Tips for Best Results
- Entry Signals: Combine multiple indicators for robust trade confirmations.
- Confidence Scoring: Evaluate market conditions to enhance entry decision accuracy.
- Dynamic Position Sizing: Adjust trade sizes based on real-time risk and volatility assessments.
- Performance Monitoring: Implement a dashboard to track key metrics and adapt strategies over time.
FAQ
- What is the purpose of the advanced trading cBot?
The cBot aims to enhance forex trading on Pepperstone through multi-factor signals and adaptive learning. - How does the cBot determine trade entries?
It integrates multi-factor entry signals and a confidence scoring system to confirm trade setups. - What is dynamic position sizing?

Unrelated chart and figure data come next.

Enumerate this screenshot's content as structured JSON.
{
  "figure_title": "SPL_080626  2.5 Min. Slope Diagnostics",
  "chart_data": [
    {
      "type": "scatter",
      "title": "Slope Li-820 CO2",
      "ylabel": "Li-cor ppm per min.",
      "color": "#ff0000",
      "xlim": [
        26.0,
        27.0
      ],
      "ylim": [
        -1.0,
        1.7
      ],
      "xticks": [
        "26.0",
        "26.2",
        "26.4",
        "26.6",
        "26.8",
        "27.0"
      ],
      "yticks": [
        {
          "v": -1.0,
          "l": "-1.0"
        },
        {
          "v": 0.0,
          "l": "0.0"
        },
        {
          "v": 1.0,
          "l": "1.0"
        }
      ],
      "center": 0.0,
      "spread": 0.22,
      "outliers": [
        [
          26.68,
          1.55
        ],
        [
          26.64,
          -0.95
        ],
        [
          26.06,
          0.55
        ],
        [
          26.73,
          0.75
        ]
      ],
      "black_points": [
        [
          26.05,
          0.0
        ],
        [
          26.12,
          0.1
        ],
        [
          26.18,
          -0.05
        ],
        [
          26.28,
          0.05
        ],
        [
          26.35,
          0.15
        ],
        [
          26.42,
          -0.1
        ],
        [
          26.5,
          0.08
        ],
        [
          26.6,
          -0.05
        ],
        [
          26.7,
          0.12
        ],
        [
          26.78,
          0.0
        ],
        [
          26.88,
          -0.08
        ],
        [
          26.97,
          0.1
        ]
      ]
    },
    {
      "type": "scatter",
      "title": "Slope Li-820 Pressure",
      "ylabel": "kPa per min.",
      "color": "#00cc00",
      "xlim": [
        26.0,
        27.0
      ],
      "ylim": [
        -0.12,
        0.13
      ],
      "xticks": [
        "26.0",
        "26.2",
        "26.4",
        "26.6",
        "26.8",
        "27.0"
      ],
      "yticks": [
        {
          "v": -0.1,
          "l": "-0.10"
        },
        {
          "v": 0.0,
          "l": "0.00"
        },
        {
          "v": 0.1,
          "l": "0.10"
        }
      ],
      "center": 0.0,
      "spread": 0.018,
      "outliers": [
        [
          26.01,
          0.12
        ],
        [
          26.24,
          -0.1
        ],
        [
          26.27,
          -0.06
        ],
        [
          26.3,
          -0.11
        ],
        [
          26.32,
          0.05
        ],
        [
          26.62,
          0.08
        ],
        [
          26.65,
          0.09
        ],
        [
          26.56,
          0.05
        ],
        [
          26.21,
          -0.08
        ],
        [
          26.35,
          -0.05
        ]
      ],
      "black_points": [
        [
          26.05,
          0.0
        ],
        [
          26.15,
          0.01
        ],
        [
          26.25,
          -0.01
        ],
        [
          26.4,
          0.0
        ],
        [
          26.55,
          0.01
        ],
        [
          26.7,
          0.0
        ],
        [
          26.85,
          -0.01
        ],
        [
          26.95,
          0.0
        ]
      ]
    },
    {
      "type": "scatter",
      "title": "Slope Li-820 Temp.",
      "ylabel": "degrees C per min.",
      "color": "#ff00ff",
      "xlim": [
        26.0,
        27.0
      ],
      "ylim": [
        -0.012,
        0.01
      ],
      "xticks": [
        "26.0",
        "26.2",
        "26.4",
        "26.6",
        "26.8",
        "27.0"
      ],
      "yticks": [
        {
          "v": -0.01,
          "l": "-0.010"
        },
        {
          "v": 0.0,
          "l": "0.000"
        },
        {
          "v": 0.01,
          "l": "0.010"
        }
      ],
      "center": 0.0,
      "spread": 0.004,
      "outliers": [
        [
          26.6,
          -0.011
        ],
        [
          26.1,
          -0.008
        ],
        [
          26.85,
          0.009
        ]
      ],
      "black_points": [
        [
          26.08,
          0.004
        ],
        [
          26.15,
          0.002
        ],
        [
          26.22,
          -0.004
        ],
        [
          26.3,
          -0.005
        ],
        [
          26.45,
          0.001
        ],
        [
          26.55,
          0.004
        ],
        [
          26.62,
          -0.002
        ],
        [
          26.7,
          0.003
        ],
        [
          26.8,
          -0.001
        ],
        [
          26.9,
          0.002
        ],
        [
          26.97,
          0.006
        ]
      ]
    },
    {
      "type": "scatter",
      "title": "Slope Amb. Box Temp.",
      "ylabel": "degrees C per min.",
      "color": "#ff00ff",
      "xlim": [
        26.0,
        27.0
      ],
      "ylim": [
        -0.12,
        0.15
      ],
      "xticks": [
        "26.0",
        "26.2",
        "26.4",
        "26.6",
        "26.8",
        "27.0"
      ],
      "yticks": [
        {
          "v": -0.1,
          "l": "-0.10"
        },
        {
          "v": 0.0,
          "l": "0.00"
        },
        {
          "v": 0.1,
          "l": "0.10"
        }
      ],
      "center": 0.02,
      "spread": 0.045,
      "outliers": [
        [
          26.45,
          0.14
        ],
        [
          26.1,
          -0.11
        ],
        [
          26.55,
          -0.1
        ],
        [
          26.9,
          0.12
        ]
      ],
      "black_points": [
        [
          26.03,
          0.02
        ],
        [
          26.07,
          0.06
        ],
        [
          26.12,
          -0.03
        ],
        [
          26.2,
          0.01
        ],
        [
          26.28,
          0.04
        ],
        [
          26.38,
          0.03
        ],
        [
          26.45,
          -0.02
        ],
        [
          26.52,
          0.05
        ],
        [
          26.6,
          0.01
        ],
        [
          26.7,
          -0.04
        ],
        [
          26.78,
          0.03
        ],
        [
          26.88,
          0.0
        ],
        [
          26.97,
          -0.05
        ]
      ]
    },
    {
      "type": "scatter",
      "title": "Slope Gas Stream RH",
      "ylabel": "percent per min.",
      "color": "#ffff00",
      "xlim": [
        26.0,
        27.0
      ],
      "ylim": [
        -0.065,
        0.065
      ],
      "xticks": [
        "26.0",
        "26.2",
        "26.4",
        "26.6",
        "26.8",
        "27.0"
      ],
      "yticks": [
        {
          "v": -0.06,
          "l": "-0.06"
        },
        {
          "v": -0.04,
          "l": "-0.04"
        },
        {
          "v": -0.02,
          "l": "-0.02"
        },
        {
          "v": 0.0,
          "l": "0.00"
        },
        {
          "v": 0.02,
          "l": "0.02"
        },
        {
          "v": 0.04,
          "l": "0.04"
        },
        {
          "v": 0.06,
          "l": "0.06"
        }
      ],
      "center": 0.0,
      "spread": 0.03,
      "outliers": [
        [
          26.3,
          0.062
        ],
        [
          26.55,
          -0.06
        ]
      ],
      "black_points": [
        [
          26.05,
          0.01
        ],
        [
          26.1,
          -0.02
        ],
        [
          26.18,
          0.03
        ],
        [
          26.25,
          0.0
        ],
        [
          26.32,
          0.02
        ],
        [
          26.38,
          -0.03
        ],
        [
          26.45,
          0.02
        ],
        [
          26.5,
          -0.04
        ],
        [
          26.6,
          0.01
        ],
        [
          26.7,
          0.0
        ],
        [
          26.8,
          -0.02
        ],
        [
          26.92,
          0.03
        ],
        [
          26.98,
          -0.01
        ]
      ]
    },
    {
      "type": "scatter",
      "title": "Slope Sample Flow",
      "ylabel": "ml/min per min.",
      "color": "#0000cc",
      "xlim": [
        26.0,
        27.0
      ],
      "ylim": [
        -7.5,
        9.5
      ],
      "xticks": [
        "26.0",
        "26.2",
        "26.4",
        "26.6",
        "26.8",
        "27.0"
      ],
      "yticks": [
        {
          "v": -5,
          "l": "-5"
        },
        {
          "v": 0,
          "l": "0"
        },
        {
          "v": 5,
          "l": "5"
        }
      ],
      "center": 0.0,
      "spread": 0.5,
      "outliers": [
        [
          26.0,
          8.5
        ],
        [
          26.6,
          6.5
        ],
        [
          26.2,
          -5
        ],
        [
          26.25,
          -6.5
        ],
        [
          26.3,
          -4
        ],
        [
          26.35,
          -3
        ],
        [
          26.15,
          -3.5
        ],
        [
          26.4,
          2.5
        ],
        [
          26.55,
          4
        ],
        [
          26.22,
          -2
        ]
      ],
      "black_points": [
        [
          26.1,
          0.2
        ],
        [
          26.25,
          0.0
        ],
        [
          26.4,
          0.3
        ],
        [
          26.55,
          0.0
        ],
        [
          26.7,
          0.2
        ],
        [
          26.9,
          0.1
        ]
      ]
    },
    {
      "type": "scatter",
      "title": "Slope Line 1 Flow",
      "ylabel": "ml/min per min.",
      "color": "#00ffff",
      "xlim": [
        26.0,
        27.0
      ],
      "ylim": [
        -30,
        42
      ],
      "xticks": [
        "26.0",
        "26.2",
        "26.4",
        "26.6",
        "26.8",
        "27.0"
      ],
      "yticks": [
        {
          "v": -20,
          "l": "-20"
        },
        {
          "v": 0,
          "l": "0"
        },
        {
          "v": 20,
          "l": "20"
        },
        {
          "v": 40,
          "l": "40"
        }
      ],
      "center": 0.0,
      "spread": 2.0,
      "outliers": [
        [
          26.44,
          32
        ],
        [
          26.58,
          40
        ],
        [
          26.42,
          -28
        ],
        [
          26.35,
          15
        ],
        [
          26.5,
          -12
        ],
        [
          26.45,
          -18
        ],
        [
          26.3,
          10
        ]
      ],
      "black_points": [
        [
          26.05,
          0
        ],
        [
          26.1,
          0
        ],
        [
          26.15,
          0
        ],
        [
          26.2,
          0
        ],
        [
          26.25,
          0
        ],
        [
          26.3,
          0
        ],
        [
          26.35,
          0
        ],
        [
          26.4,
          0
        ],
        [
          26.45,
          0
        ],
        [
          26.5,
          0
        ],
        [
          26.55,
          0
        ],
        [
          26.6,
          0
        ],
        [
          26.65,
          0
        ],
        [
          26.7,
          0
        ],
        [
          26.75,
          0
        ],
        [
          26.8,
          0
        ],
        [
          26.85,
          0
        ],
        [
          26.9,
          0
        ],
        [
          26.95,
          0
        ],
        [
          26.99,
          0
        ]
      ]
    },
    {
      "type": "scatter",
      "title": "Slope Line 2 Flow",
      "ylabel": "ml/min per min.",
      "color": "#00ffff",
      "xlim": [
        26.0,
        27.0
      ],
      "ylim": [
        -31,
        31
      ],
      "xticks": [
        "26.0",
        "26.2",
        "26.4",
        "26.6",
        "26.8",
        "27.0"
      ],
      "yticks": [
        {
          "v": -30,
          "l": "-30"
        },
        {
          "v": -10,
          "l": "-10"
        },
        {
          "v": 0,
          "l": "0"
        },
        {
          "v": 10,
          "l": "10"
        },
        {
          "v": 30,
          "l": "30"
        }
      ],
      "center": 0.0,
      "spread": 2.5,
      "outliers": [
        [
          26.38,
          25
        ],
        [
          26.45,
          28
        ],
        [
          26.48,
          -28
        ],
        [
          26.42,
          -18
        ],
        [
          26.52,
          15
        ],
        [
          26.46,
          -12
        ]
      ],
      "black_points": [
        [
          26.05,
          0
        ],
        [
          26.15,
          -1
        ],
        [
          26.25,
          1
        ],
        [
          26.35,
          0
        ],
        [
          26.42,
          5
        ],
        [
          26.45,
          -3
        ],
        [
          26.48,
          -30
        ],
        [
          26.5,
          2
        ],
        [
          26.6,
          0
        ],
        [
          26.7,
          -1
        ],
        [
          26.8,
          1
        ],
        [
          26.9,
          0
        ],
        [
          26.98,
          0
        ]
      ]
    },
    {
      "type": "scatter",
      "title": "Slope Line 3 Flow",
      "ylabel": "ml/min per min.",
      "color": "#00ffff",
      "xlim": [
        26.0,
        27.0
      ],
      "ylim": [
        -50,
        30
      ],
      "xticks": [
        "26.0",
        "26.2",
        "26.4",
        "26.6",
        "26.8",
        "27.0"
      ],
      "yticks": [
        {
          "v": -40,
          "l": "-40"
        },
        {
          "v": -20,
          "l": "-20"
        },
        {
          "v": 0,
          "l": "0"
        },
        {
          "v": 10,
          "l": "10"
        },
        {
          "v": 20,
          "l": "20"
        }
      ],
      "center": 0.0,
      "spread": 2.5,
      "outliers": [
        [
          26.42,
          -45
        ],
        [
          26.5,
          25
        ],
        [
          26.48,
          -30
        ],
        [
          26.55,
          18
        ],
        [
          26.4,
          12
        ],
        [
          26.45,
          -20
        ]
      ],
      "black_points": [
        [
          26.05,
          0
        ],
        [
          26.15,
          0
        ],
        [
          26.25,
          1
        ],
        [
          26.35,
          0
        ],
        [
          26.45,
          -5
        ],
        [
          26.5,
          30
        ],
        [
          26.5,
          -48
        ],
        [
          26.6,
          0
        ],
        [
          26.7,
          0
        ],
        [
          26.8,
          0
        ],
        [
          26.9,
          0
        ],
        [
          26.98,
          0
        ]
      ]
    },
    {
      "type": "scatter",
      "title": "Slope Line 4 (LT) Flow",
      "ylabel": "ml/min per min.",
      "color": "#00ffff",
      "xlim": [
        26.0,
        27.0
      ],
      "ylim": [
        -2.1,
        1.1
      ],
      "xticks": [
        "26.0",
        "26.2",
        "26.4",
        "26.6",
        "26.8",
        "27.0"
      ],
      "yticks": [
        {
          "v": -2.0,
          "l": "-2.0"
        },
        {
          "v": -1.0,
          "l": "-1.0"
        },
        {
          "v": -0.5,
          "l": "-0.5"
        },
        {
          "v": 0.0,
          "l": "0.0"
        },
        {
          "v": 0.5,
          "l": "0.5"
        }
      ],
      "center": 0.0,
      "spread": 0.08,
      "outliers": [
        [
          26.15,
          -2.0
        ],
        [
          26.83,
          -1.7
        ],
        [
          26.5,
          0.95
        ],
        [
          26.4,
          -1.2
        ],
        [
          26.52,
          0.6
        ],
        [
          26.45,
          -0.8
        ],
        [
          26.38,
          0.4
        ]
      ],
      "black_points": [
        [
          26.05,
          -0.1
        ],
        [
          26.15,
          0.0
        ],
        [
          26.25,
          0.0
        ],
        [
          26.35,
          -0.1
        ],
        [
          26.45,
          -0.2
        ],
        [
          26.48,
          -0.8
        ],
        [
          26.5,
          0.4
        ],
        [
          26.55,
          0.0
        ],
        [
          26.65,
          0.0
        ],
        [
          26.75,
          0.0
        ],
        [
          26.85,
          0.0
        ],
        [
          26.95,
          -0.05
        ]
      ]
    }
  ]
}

Dynamic position sizing adjusts trade sizes based on real-time risk assessment and market volatility. - What feature optimizes exit strategies?
A multi-level partial profit-taking system with dynamic trailing stops adjusts according to market conditions.
Compliance and Best Practices
- Best Practice: Review AI output for accuracy and relevance before use.
- Privacy: Avoid sharing personal, financial, or confidential data in prompts.
- Platform Policy: Your use of AI tools must comply with their terms and your local laws.
Revision History
- Version 1.0 (February 2026): Initial release.